Linear algebra: orthogonal projection?

Question

(a) Find the orthogonal projection of $(-1, 0, 8)$ onto the normal vector to the plane $x-2y+z=0$.

Is this question saying to find the orthogonal projection in other words? The way the question is phrased "onto the normal vector to the plane" is confusing me..

(b) Find the distance from the point $(-1, 0, 8)$ to the plane $x-2y+z=0$. Answer: The distance from the point $(-1, 0, 8)$ to the plane is the length of the projection onto the normal direction of any vector $v$ which connects a point on the plane to the point $(-1, 0 , 8)$. Since the plane contains the origin, we can choose $v = (-1, 0, 8)$ and compute the projection.

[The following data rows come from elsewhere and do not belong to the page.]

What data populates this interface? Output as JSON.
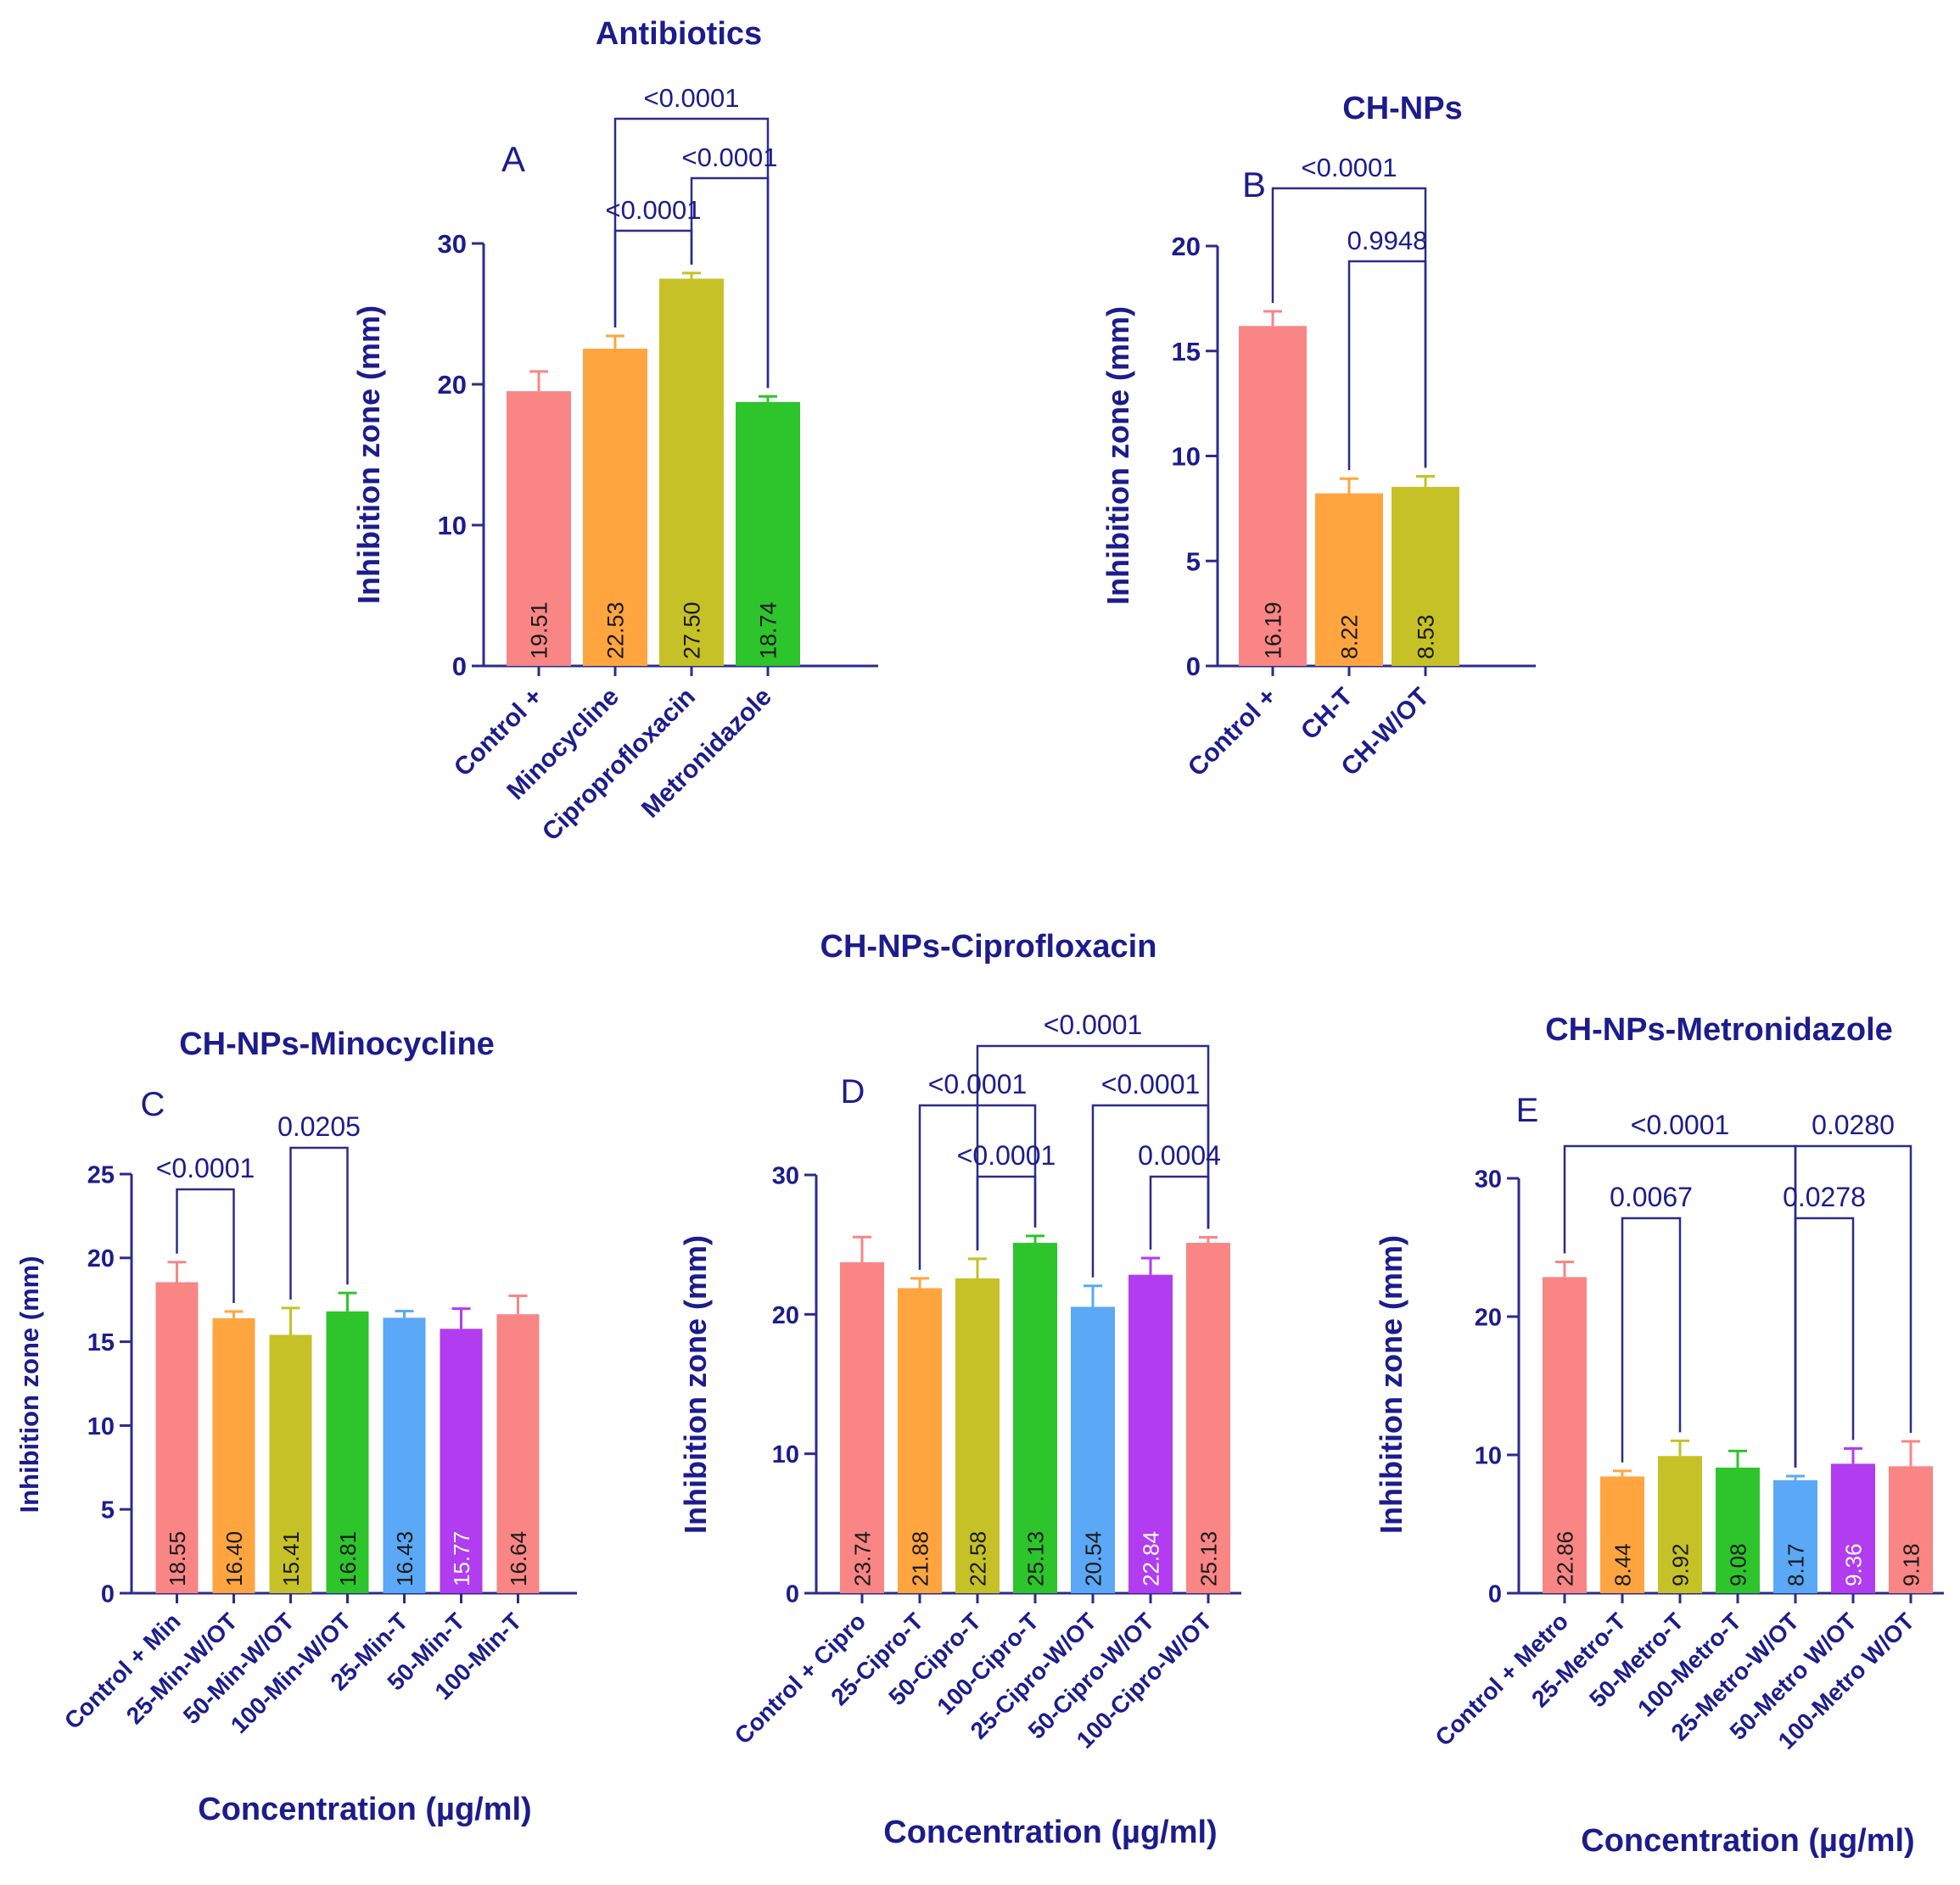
{
  "colors": {
    "axis": "#2b2b8c",
    "text": "#1c1c8c",
    "palette": [
      "#f98584",
      "#ffa53f",
      "#c6c126",
      "#2dc42c",
      "#5aa8f6",
      "#b13cf0"
    ]
  },
  "chart_data": [
    {
      "id": "A",
      "type": "bar",
      "panel_letter": "A",
      "title": "Antibiotics",
      "xlabel": "",
      "ylabel": "Inhibition zone (mm)",
      "ylim": [
        0,
        30
      ],
      "yticks": [
        0,
        10,
        20,
        30
      ],
      "categories": [
        "Control +",
        "Minocycline",
        "Ciproprofloxacin",
        "Metronidazole"
      ],
      "values": [
        19.51,
        22.53,
        27.5,
        18.74
      ],
      "errors": [
        1.4,
        0.9,
        0.4,
        0.4
      ],
      "value_labels": [
        "19.51",
        "22.53",
        "27.50",
        "18.74"
      ],
      "comparisons": [
        {
          "from": 1,
          "to": 3,
          "label": "<0.0001"
        },
        {
          "from": 2,
          "to": 3,
          "label": "<0.0001"
        },
        {
          "from": 1,
          "to": 2,
          "label": "<0.0001"
        }
      ]
    },
    {
      "id": "B",
      "type": "bar",
      "panel_letter": "B",
      "title": "CH-NPs",
      "xlabel": "",
      "ylabel": "Inhibition zone (mm)",
      "ylim": [
        0,
        20
      ],
      "yticks": [
        0,
        5,
        10,
        15,
        20
      ],
      "categories": [
        "Control +",
        "CH-T",
        "CH-W/OT"
      ],
      "values": [
        16.19,
        8.22,
        8.53
      ],
      "errors": [
        0.7,
        0.7,
        0.5
      ],
      "value_labels": [
        "16.19",
        "8.22",
        "8.53"
      ],
      "comparisons": [
        {
          "from": 0,
          "to": 2,
          "label": "<0.0001"
        },
        {
          "from": 1,
          "to": 2,
          "label": "0.9948"
        }
      ]
    },
    {
      "id": "C",
      "type": "bar",
      "panel_letter": "C",
      "title": "CH-NPs-Minocycline",
      "xlabel": "Concentration (µg/ml)",
      "ylabel": "Inhibition zone (mm)",
      "ylim": [
        0,
        25
      ],
      "yticks": [
        0,
        5,
        10,
        15,
        20,
        25
      ],
      "categories": [
        "Control + Min",
        "25-Min-W/OT",
        "50-Min-W/OT",
        "100-Min-W/OT",
        "25-Min-T",
        "50-Min-T",
        "100-Min-T"
      ],
      "values": [
        18.55,
        16.4,
        15.41,
        16.81,
        16.43,
        15.77,
        16.64
      ],
      "errors": [
        1.2,
        0.4,
        1.6,
        1.1,
        0.4,
        1.2,
        1.1
      ],
      "value_labels": [
        "18.55",
        "16.40",
        "15.41",
        "16.81",
        "16.43",
        "15.77",
        "16.64"
      ],
      "comparisons": [
        {
          "from": 0,
          "to": 1,
          "label": "<0.0001"
        },
        {
          "from": 2,
          "to": 3,
          "label": "0.0205"
        }
      ]
    },
    {
      "id": "D",
      "type": "bar",
      "panel_letter": "D",
      "title": "CH-NPs-Ciprofloxacin",
      "xlabel": "Concentration (µg/ml)",
      "ylabel": "Inhibition zone (mm)",
      "ylim": [
        0,
        30
      ],
      "yticks": [
        0,
        10,
        20,
        30
      ],
      "categories": [
        "Control + Cipro",
        "25-Cipro-T",
        "50-Cipro-T",
        "100-Cipro-T",
        "25-Cipro-W/OT",
        "50-Cipro-W/OT",
        "100-Cipro-W/OT"
      ],
      "values": [
        23.74,
        21.88,
        22.58,
        25.13,
        20.54,
        22.84,
        25.13
      ],
      "errors": [
        1.8,
        0.7,
        1.4,
        0.5,
        1.5,
        1.2,
        0.4
      ],
      "value_labels": [
        "23.74",
        "21.88",
        "22.58",
        "25.13",
        "20.54",
        "22.84",
        "25.13"
      ],
      "comparisons": [
        {
          "from": 2,
          "to": 6,
          "label": "<0.0001"
        },
        {
          "from": 1,
          "to": 3,
          "label": "<0.0001"
        },
        {
          "from": 4,
          "to": 6,
          "label": "<0.0001"
        },
        {
          "from": 2,
          "to": 3,
          "label": "<0.0001"
        },
        {
          "from": 5,
          "to": 6,
          "label": "0.0004"
        }
      ]
    },
    {
      "id": "E",
      "type": "bar",
      "panel_letter": "E",
      "title": "CH-NPs-Metronidazole",
      "xlabel": "Concentration (µg/ml)",
      "ylabel": "Inhibition zone (mm)",
      "ylim": [
        0,
        30
      ],
      "yticks": [
        0,
        10,
        20,
        30
      ],
      "categories": [
        "Control + Metro",
        "25-Metro-T",
        "50-Metro-T",
        "100-Metro-T",
        "25-Metro-W/OT",
        "50-Metro W/OT",
        "100-Metro W/OT"
      ],
      "values": [
        22.86,
        8.44,
        9.92,
        9.08,
        8.17,
        9.36,
        9.18
      ],
      "errors": [
        1.1,
        0.4,
        1.1,
        1.2,
        0.3,
        1.1,
        1.8
      ],
      "value_labels": [
        "22.86",
        "8.44",
        "9.92",
        "9.08",
        "8.17",
        "9.36",
        "9.18"
      ],
      "comparisons": [
        {
          "from": 0,
          "to": 4,
          "label": "<0.0001"
        },
        {
          "from": 4,
          "to": 6,
          "label": "0.0280"
        },
        {
          "from": 1,
          "to": 2,
          "label": "0.0067"
        },
        {
          "from": 4,
          "to": 5,
          "label": "0.0278"
        }
      ]
    }
  ]
}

I don't get what this is saying.. is the question asking us to find the $u$ if $v=w+u$? Also, how come we can choose $(-1, 0, 8)$ just because the plane contains the origin?

Answer 1

In the first part, they want you to first find the normal vector to the plane provided. Let this vector be $N$, and now find the orthogonal projection of $(-1,0,8)$ on $N$.

For the second part they want you to find the distance from a point to a plane. The distance from a point to a plane can be found by taking any vector $v$ from the plane to the point, and then projecting this vector $v$ onto a vector which is normal to the plane. Since the origin is in the plane $x-2y+z=0$, you can consider $v$ as the vector from the origin to the point. If the plane did not pass through the origin, you would have had to choose a different point on the plane first.

Hint: In the first part, you found the orthogonal projection of $(-1,0,8)$ onto a normal vector to the plane, so you can save yourself some work in the second part.

Answer 2

(a) "Onto the normal vector" means you need to find the projection NOT on the plane, but to it's orthogonal complement (which is spanned by $(1,-2,1)$).
(b) The distance is exactly the length of the projection (try this in the plane with a line and a point).

Answer 3

The plane $ax + by + cz = d$ has normal vector $n = ai + bj + ck$. A line perpendicular to a plane has the plane's normal as it direction vector. If your point is $(x_0, y_0, z_0)$, the line has parametric representation $x = x_0 + at$, $y = y_0 + bt$, $z = z_0 + ct$.

Once you do this, it's easy to find the intersection point and everything you seek.